In the modern world, your value is measured based on your credit report.
It’s the only way a potential creditor knows about your financial situation. Many employers check your credit before offering you a job. Insurance companies use credit scores to determine the rates you pay. And that’s just scratching the surface of the ways your credit report affects your life.
That’s why you should review your credit reports regularly after your bankruptcy case is finished, and take the simple steps to repair your own credit.
Most people also want to remove the bankruptcy from their credit records because they worry about the impact it will have on their ability to get a new mortgage, car loan, or job.

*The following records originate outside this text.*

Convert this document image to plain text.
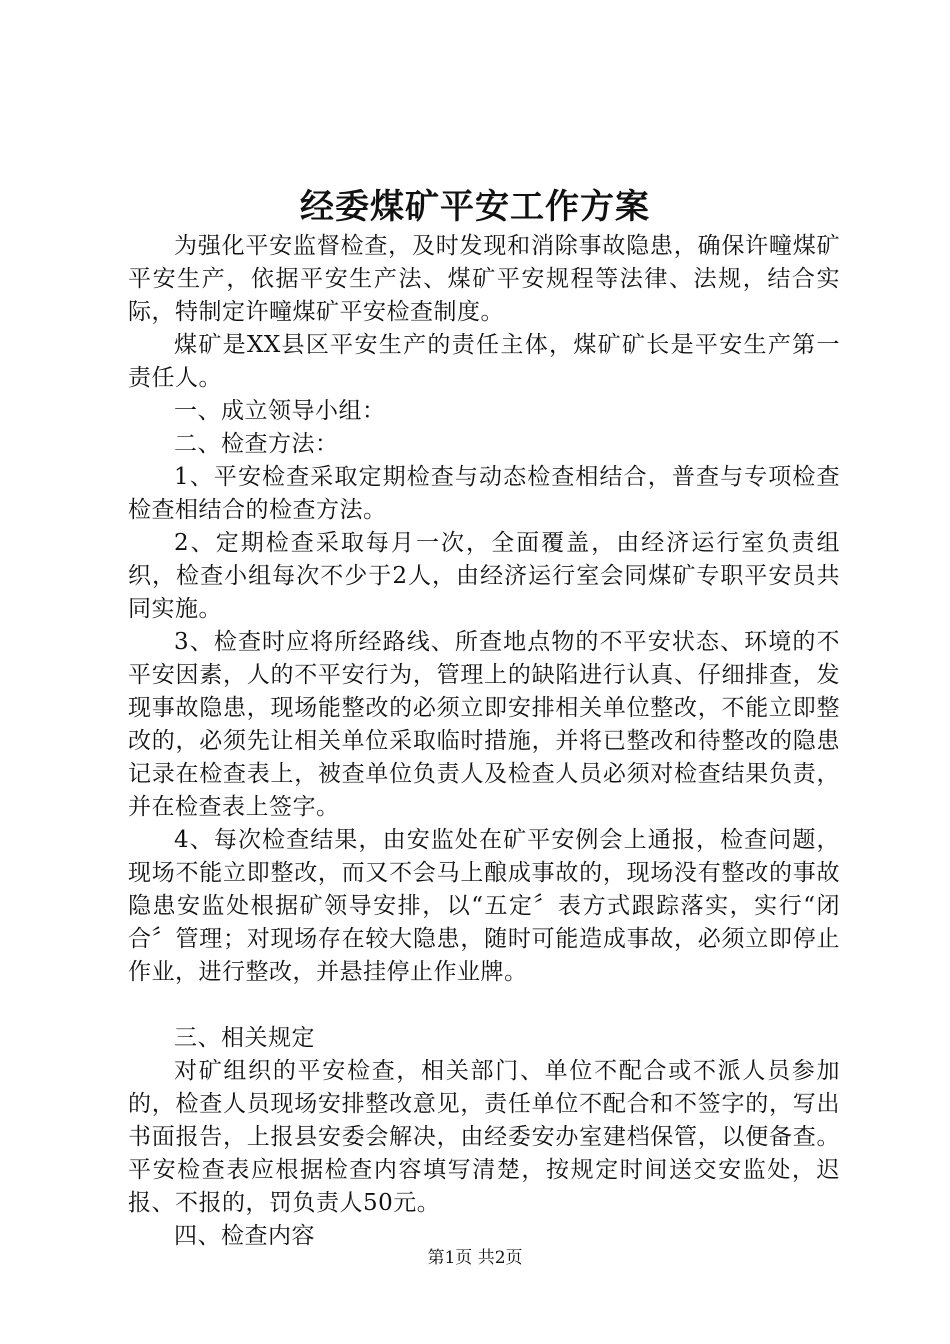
经委煤矿平安工作方案

为强化平安监督检查，及时发现和消除事故隐患，确保许疃煤矿平安生产，依据平安生产法、煤矿平安规程等法律、法规，结合实际，特制定许疃煤矿平安检查制度。

煤矿是XX县区平安生产的责任主体，煤矿矿长是平安生产第一责任人。

一、成立领导小组：

二、检查方法：

1、平安检查采取定期检查与动态检查相结合，普查与专项检查检查相结合的检查方法。

2、定期检查采取每月一次，全面覆盖，由经济运行室负责组织，检查小组每次不少于2人，由经济运行室会同煤矿专职平安员共同实施。

3、检查时应将所经路线、所查地点物的不平安状态、环境的不平安因素，人的不平安行为，管理上的缺陷进行认真、仔细排查，发现事故隐患，现场能整改的必须立即安排相关单位整改，不能立即整改的，必须先让相关单位采取临时措施，并将已整改和待整改的隐患记录在检查表上，被查单位负责人及检查人员必须对检查结果负责，并在检查表上签字。

4、每次检查结果，由安监处在矿平安例会上通报，检查问题，现场不能立即整改，而又不会马上酿成事故的，现场没有整改的事故隐患安监处根据矿领导安排，以“五定〞表方式跟踪落实，实行“闭合〞管理；对现场存在较大隐患，随时可能造成事故，必须立即停止作业，进行整改，并悬挂停止作业牌。

三、相关规定

对矿组织的平安检查，相关部门、单位不配合或不派人员参加的，检查人员现场安排整改意见，责任单位不配合和不签字的，写出书面报告，上报县安委会解决，由经委安办室建档保管，以便备查。平安检查表应根据检查内容填写清楚，按规定时间送交安监处，迟报、不报的，罚负责人50元。

四、检查内容

第1页 共2页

Before you start to panic, here are the facts.
How Long Until Bankruptcy Falls Off Your Credit Report?
Talk to different bankruptcy attorneys and credit professionals, and you’re sure to get just as many answers about the length of time the bankruptcy stays on your credit report before it is removed.
According to Experian, the credit reporting agency:
The bankruptcy record from the court is deleted either seven years or 10 years from the filing date of the bankruptcy depending on the chapter you declared.
Chapter 13 bankruptcy is deleted seven years from the filing date because it requires at least a partial repayment of the debts you owe. Chapter 7 bankruptcy is deleted 10 years from the filing date because none of the debt is repaid.
Individual accounts included in bankruptcy often are deleted from your credit history before the bankruptcy public record. Usually, a person declaring bankruptcy already is having serious difficulty paying their debts. Accounts are often seriously delinquent before the bankruptcy.
All delinquent accounts are deleted seven years from the original delinquency date, which is the date the account first became delinquent and was never again current. Declaring bankruptcy does not alter the original delinquency or extend the time the account remains on the credit report.
If the account was delinquent before being included in the bankruptcy, it will probably be deleted before the bankruptcy public record because the original delinquency date is typically earlier than the bankruptcy filing date.